Certo, i figli di Samuele erano tutt’altro che delle figure esemplari, dice la Parola che essi “si lasciavano sviare da guadagni illeciti, accettavano regali e pervertivano la giustizia“.

Ma così, da sempre, fa il potere dell’uomo sull’uomo. Perchè l’uomo è peccatore e si lascia guidare dall’arbitrio dei suoi desideri. Era così ai tempi di Samuele, è così oggi. E così sarà. Ieri, oggi e sempre. Neppure uno iota della Parola scade di attualità con il passare degli anni, checchè si voglia dire, pensare o teorizzare. Tra chi si dice credente e chi si dice ateo. Nelle chiese o fuori di esse.

Israele pensa che il peccato dei figli di Samuele sia peggiore del loro (da sempre è più facile vedere la pagliuzza piuttosto che la trave…) e chiede quello che a teatro si direbbe un Deus ex machina, ovvero un intervento di un terzo, trasformato in “Dio in terra” che gli risolva il problema.

Ma Dio è Uno, ed è un Dio geloso; accontenta la richiesta di Israele, ma ci tiene che il profeta avvisi con dovizia di particolari il Suo popolo di quello che loro accadrà se si sceglieranno un re (un imperatore, un dittatore, una ideologia politica, il mercato, il piacere…).

Accadrà che questo pervertirà il suo potere ed essi si ritroveranno schiavi e scontenti come e più di prima.

Dirà Gesù a riguardo, nel Vangelo secondo Luca (22:25): “I re delle nazioni le signoreggiano, e coloro che esercitano autorità su di esse sono chiamati benefattori.

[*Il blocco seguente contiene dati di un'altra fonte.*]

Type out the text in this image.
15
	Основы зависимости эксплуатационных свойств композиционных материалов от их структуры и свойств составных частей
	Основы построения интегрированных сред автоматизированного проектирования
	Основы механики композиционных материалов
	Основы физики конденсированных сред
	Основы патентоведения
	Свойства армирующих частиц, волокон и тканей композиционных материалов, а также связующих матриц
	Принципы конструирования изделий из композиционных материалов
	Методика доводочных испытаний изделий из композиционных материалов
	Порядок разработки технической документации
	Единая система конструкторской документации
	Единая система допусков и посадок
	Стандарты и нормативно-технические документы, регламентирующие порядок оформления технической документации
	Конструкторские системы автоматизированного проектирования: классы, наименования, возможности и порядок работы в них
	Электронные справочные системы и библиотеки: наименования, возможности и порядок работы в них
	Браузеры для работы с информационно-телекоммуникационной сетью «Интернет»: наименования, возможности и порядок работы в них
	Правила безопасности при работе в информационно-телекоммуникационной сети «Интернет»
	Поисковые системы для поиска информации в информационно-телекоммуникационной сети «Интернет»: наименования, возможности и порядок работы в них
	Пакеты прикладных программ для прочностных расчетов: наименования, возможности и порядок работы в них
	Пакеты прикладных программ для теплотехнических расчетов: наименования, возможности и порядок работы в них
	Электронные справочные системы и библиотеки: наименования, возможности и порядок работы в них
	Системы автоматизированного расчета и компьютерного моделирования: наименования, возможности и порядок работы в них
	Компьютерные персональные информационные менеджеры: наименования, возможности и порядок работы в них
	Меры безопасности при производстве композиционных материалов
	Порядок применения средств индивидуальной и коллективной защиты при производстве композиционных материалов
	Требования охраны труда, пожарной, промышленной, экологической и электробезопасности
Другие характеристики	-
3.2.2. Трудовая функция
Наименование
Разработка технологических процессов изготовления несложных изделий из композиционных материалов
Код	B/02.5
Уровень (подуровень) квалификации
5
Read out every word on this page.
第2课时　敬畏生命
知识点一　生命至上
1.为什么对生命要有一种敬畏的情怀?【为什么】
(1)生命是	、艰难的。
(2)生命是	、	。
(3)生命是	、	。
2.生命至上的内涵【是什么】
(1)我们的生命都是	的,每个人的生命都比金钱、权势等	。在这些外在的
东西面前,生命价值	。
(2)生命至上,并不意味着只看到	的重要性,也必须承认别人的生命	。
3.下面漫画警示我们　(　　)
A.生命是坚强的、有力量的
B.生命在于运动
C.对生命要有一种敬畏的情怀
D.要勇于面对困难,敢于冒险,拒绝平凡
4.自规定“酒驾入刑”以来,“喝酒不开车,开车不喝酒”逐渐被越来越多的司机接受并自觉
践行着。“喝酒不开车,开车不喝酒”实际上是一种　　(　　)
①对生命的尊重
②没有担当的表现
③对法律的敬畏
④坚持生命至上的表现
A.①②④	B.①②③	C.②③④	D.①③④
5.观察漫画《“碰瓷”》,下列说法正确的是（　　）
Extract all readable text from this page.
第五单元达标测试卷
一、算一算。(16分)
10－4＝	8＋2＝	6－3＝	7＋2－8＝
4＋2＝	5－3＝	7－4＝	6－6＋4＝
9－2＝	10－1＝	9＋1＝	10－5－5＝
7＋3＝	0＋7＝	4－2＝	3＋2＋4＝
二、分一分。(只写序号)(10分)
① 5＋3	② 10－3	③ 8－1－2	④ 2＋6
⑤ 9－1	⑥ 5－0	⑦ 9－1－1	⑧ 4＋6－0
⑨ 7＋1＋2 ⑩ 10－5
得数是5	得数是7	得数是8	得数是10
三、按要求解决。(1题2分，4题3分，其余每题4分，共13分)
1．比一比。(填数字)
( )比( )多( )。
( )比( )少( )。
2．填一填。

E così è. La nostra società, che si crede libera e liberale, è schiava come non mai, o come sempre se volete. E’ governata da potenti che fanno gli interessi loro e delle corporazioni che sostengono il loro effimero e ridicolo potere. Si crede progressista, ed assiste incredula al ritorno di quello che i suoi presuntuosi guru ed intellettuali chiamano l’uomo delle caverne… Si crede sessualmente liberata, ed assiste incredula ad uteri in affitto, donne schiavizzate e violentate, malati, disabili e bambini soppressi con eutanasia, suicidio assistito ed aborto, famiglie ridotte in misera, esattamente come nei periodi che considera i più “bui” della storia umana.

Ma la Verità è Una.

E’ che o si accetta Dio come Unico Signore, o si è condannati ad assistere impotenti al dominio dell’uomo sull’uomo.

O si accetta Dio come Creatore, come Creatore dell’uomo a Sua immagine, o l’uomo resta il cavernicolo con la clava che fa violenza al suo simile per depredane i beni.

O si accetta Dio come Unica Vera Luce, o si resta nel buio del cuore, pur se si vive in una realtà illuminata da luci fatue, illusorie, che ci spingono su strade sbagliate e che non portano a nulla.